Il sottotitolo del libro recita L’America e l’Occidente al bivio. Il crocevia cui fate riferimento è tra l’egemonia statunitense e quella cinese? È lecito affermare che l’eventuale vittoria di Biden contribuirà all’ascesa sullo scacchiere geopolitico di Pechino?
È uno dei risvolti di questo bivio. Non mi spingerei a dire che Biden sarà filocinese, ma la fede Democratica nella globalizzazione stride con qualsiasi tentativo pratico di frenare l’ascesa industriale e produttiva di Pechino. Inoltre il fatto che Trump si sia tanto speso contro la Cina farà sì che, per reazione, i dottrinari Democratici, secondo cui tutto ciò che Trump fa è male a prescindere, guarderanno alla Cina con favore.
I sondaggi non sorridono a Trump. È verosimile un suo nuovo exploit come quello del 2016?

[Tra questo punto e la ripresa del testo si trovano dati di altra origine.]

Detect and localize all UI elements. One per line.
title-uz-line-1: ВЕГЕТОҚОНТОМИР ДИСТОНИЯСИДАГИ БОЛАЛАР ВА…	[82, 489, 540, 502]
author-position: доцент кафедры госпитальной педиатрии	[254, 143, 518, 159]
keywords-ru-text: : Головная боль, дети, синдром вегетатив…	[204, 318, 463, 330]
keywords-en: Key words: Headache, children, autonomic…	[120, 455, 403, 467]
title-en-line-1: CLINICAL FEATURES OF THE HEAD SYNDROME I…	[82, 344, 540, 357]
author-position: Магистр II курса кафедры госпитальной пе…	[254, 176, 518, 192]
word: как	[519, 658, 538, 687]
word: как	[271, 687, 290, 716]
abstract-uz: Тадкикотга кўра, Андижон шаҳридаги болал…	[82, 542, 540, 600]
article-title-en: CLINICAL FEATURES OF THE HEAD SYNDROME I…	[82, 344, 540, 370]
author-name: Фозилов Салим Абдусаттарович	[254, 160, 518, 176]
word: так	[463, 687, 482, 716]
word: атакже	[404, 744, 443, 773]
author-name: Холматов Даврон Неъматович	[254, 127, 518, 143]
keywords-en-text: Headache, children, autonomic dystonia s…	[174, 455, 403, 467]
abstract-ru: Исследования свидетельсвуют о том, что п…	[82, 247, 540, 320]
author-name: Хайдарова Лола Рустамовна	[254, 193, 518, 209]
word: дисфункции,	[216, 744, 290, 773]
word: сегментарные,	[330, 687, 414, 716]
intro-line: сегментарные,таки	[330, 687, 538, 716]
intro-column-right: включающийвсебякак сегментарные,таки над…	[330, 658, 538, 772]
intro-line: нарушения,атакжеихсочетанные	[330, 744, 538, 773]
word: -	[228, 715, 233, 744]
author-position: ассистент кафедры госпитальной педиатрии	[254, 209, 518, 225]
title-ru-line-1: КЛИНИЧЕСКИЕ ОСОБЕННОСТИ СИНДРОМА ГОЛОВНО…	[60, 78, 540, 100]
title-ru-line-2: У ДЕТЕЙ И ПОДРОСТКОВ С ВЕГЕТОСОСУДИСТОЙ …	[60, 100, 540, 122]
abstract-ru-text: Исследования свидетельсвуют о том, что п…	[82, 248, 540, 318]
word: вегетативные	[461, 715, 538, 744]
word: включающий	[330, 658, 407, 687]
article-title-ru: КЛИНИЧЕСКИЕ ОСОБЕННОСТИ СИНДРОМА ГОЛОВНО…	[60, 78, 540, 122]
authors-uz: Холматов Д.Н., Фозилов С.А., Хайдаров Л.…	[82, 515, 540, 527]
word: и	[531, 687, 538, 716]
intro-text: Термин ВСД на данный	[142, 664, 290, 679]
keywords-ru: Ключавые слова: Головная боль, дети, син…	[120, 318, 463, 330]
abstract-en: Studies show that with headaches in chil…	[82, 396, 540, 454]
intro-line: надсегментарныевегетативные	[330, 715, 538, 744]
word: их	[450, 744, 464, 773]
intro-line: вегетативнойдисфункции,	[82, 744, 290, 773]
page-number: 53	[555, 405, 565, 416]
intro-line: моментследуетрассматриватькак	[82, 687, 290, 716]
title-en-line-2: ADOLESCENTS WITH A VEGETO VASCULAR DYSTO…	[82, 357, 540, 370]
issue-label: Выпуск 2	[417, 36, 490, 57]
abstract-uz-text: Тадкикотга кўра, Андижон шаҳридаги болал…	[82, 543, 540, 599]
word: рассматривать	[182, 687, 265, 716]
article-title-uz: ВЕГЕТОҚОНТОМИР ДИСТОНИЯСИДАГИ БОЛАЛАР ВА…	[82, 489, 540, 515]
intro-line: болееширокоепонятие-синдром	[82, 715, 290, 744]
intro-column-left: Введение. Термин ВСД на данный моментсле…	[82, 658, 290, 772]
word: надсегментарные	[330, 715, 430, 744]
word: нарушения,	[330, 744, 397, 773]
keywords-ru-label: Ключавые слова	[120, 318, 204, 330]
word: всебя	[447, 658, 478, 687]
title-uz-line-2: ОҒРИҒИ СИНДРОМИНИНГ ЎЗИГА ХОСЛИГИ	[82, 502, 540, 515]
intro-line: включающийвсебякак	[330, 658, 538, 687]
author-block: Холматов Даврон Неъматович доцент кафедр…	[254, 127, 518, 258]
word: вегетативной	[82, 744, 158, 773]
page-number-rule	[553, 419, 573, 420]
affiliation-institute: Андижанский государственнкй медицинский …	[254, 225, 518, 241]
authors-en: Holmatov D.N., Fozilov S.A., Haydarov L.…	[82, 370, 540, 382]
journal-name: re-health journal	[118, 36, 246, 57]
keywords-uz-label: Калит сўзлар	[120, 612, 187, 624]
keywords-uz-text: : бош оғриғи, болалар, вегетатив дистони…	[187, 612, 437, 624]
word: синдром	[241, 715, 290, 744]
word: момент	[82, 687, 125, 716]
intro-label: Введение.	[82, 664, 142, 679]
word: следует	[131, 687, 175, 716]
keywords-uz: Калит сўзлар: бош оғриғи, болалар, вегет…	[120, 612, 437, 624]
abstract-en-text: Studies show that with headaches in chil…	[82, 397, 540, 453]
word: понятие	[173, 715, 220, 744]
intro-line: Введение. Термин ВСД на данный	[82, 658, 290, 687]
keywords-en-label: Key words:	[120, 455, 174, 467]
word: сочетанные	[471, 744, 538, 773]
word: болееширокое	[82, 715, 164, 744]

Oggi gli Stati Uniti sono marcatamente polarizzati. Gli spostamenti elettorali sono meno massicci che in passato: gli elettori tendono cioè a rimanere fedeli al proprio partito, a prescindere dal candidato. Le ultime cinque elezioni si sono risolte con un margine di 2-3%, a parte quella del 2008 che fu caratterizzata dal crollo economico: e anche in quel caso lo scarto fu del 7%. Ora, il 2020 è anomalo, per via del nuovo coronavirus, e quindi un risultato fuori dall’ordinario è possibile. Tuttavia lo svantaggio trumpiano a doppia cifra di cui si parla ora appare assai inverosimile. Penso che molti elettori Repubblicani delusi, alla fine, si presenteranno comunque alle urne. I sondaggi potrebbero non registrare un voto per Trump che viene mantenuto con riserbo per il clima univoco di condanna che proviene dai media. Infine, con Biden pronosticato come vincitore sicuro, l’attenzione degli elettori si focalizzerà su di lui e sicuramente cominceranno a esserci le prime incrinature tra chi lo vota esclusivamente perché scontento di Trump. Biden ha beneficiato molto dal non apparire in campagna elettorale, cosa che ha trasformato le elezioni in un referendum su Trump. In queste settimane, tuttavia, l’elettorato si interrogherà anche su meriti e demeriti di Biden e del suo partito.